Va tomando fuerza una suerte de derecho a no ser incomodadxs, como dice la psicoanalista Constanza Michelson. Podemos advertirlo en un evento social, pero seguramente lo sintamos con más intensidad en espacios conflictivos, como las organizaciones sociales o las instituciones. Parece que estamos con la mecha un poco más corta y cuesta más tener paciencia, soportar la diferencia conflictiva. Precipitadamente, la solución pareciera ser disolver el lazo, expulsar al otro, cancelarlo o irnos sin antes probar algo tan simple y tan difícil hoy como tener una conversación incómoda.
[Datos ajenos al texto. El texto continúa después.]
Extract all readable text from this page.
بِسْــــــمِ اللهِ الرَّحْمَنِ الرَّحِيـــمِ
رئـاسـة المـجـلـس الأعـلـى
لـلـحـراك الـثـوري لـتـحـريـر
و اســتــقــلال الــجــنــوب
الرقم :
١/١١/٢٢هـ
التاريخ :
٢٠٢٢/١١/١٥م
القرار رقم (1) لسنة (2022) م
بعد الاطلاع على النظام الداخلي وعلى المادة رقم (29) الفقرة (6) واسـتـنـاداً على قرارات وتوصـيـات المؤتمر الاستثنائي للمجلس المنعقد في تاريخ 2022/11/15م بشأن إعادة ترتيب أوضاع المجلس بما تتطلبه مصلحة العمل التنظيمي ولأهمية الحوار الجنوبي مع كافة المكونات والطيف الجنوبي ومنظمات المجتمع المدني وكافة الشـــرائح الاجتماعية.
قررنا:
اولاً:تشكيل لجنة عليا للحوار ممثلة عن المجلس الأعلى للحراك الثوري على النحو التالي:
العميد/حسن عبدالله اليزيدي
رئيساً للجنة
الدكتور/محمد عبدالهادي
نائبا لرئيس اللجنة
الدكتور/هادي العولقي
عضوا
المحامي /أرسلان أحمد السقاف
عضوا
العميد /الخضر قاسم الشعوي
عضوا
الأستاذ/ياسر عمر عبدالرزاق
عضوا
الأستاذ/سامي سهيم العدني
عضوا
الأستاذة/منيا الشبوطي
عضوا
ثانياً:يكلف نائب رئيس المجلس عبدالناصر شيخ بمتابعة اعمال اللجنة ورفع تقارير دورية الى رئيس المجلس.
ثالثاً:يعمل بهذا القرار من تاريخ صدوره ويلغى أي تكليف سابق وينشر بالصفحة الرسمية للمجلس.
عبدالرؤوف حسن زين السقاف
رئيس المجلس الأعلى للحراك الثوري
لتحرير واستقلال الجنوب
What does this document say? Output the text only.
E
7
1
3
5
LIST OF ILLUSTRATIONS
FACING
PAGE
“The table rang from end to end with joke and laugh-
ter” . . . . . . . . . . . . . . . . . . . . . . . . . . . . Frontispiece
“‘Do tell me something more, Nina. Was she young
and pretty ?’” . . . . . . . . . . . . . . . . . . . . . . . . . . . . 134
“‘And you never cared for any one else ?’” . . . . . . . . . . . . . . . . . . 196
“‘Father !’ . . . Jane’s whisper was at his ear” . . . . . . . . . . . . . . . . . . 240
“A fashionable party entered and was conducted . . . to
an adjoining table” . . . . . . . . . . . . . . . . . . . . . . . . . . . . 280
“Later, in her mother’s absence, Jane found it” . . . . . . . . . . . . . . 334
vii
Si no ejercitamos el metabolismo de la diferencia, este se vuelve poco ágil, más bien fatigado. Vamos al encuentro de la presencia del otro ―de su cuerpo, su voz, su singularidad―, pero en el proceso podemos sentirnos un poco indigestadxs, sin energía, abrumadxs. ¿Cómo podemos despertar esa poderosa fuente de energía vital que surge del encuentro con la diferencia?
Etiquetado frontal
Metabolizamos mal al otro: las tecnologías digitales, al servicio del capitalismo de plataformas, nos atrofian un poco para lidiar con las diferencias. Y no es solo falta de costumbre, también es el modo precipitado y simplificado con el que clasificamos al otrx y que en parte tiene que ver con la proliferación de etiquetas, categorías, diagnósticos, identidades en redes sociales. Ya no funciona la dicotomía productor-consumidor de contenido, sino que, en redes, funcionamos más bien como prosumidores, lo cual aumenta exponencialmente el caudal de este tipo de contenidos. Así podemos acceder a cientos de reels que clasifican personalidades, identidades, conductas, relaciones, etc. Por lo general, son contenidos planos, polares, sin matices, que luego pueden tener el efecto de aplanar también la realidad siempre compleja de la experiencia, del encuentro tridimensional entre los cuerpos.

Ante el encuentro con la incomodidad, aparece rápidamente una etiqueta que clausura la diferencia, porque lo que leemos tan precipitadamente no tiene que ver solamente con el otro, sino con nuestra (in)capacidad de captación de los relieves, las tonalidades, los detalles. Esa gran conquista social que funciona con los alimentos industrializados, alimentos que encajan perfectamente en categorías cuantitativas, obtenidos de la producción en serie, no nos sirve para manejarnos entre personas. El que hace mansplaining, la gordofóbica, el aliade, la pick me, la milipili, los paquis, el narcisista. Caemos fácilmente en odiar al odiante, fantasear sádicamente con que le suceda algo que haga justicia.
La presencia del otro, que ocupa lugar en el espacio, que habla a determinado volumen, que tiene olor, que usa las palabras que tanto me irritan, que sostiene ideas con las que desacuerdo, implica entonces cierto trabajo al que nos hemos desacostumbrado un poco. Lo presencial se nos puede haber vuelto un poco artificial. ¿Qué artificios podemos darnos para volver a naturalizar las diferencias?